E così non mandare mai a chiedere per chi suona la Campana:
Essa suona per te.

Versi, ripresi nel 1940 da un altro grande scrittore, Ernest Hemingway, alla ricerca di un titolo che sintetizzasse bene il significato profondo del suo grande romanzo sulla guerra civile spagnola.

Nel 1947, in un'Italia ancora profondamente segnata dalla guerra civile e da odi tanto profondi da durare fino ad oggi, Cesare Pavese riflette su quei fatti nel libro La casa in collina e scrive:

“Ma ho visto i morti sconosciuti, i morti repubblichini. Sono questi che mi hanno svegliato. Se un ignoto, un nemico, diventa morendo una cosa simile, se ci si arresta e si ha paura a scavalcarlo, vuol dire che anche vinto il nemico è qualcuno, che dopo averne sparso il sangue bisogna placarlo, dare una voce a questo sangue, giustificare chi l'ha sparso. Guardare certi morti è umiliante. Non sono più faccenda altrui; non ci si sente capitati sul posto per caso. Si ha l'impressione che lo stesso destino che ha messo a terra quei corpi, tenga noialtri inchiodati a vederli, a riempircene gli occhi. Non è paura, non è la solita viltà. Ci si sente umiliati perché si capisce - si tocca con gli occhi - che al posto del morto potremmo essere noi: non ci sarebbe differenza, e se viviamo lo dobbiamo al cadavere imbrattato. Per questo ogni guerra è una guerra civile: ogni caduto somiglia a chi resta, e gliene chiede ragione”.

Proprio in questo rendere ragione consiste il senso non politico, ma morale della Memoria.

Ma la Memoria da sola basta o è solo un primo passo?

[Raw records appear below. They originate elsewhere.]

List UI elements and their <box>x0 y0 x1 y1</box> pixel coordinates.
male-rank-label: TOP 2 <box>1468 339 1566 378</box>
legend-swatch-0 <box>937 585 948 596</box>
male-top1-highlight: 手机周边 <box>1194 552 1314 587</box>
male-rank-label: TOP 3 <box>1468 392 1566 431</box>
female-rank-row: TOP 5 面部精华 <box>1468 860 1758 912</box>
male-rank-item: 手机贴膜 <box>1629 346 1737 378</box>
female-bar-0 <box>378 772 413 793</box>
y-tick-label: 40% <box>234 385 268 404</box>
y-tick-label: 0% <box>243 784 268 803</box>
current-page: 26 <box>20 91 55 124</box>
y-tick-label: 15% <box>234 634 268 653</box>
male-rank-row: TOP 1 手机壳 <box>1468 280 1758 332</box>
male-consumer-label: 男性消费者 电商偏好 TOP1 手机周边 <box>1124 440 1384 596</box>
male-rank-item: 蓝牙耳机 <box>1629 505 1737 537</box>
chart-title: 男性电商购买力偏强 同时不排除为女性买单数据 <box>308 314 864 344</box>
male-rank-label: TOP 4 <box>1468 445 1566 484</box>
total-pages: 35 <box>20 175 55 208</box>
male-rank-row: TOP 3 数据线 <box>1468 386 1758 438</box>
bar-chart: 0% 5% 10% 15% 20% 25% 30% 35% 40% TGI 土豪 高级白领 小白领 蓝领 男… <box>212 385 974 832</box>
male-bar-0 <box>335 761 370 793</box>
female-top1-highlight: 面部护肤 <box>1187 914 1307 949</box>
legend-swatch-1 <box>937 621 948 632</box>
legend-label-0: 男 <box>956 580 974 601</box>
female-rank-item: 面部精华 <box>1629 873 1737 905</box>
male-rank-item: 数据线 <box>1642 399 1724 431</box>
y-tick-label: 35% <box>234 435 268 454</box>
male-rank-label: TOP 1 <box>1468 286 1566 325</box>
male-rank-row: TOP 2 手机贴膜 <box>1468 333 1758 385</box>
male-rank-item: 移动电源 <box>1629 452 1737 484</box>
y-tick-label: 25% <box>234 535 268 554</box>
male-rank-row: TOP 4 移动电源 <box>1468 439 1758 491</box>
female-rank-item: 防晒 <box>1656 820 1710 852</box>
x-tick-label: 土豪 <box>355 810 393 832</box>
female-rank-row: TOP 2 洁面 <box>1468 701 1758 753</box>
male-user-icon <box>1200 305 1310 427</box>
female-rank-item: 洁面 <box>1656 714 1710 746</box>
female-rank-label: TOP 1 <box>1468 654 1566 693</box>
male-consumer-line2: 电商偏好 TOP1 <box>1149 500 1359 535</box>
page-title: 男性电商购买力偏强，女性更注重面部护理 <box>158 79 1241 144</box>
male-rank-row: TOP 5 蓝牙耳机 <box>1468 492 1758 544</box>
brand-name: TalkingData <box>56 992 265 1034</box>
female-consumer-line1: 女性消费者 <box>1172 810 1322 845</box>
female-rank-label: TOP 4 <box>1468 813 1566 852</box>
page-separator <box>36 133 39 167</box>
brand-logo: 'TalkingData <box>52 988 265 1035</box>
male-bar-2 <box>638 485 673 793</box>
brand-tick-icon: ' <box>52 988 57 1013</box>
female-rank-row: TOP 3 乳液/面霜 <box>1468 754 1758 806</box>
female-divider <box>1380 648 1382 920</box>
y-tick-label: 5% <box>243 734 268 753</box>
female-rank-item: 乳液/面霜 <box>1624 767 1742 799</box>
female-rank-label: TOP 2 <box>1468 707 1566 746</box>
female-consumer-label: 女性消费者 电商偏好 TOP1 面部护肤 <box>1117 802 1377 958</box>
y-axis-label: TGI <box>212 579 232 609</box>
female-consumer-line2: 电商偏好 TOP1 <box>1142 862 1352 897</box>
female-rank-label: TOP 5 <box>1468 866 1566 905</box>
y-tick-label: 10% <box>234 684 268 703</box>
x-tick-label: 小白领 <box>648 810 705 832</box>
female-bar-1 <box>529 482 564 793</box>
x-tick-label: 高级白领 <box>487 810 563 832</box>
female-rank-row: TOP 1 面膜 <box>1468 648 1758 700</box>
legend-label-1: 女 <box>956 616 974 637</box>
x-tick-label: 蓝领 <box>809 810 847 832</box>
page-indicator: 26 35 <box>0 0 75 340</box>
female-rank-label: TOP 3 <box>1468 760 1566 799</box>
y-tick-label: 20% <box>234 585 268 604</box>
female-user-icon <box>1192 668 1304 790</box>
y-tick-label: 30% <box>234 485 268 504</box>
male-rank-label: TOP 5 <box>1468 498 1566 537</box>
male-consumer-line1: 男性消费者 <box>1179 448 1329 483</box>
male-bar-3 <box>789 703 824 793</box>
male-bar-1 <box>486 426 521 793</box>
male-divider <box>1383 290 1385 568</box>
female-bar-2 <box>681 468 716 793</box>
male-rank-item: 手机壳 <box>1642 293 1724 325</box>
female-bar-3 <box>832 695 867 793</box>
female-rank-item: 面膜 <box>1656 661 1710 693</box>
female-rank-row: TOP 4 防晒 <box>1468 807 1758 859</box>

E qui entra in campo la politica, intesa, sia ben chiaro, come la intendevano gli antichi Greci che ne furono gli inventori, scelta non egoista di cittadinanza, partecipazione consapevole e attiva alla vita collettiva avente come scopo il bene comune.

Nel Talmud è scritto, lo ricorda la chiusura del film Schindler's List, il capolavoro di Steven Spielberg, “chi salva una vita, salva il mondo intero”. Parole che ci ricordano che l'impegno personale, il coraggio di prendere posizione, qui e ora, rappresentano l'unica risposta possibile agli orrori di un mondo che non permette evasioni. “Basta che esista un solo giusto, perché il mondo meriti di essere stato creato” ci dice ancora il Talmud. E di più in effetti non è possibile dire.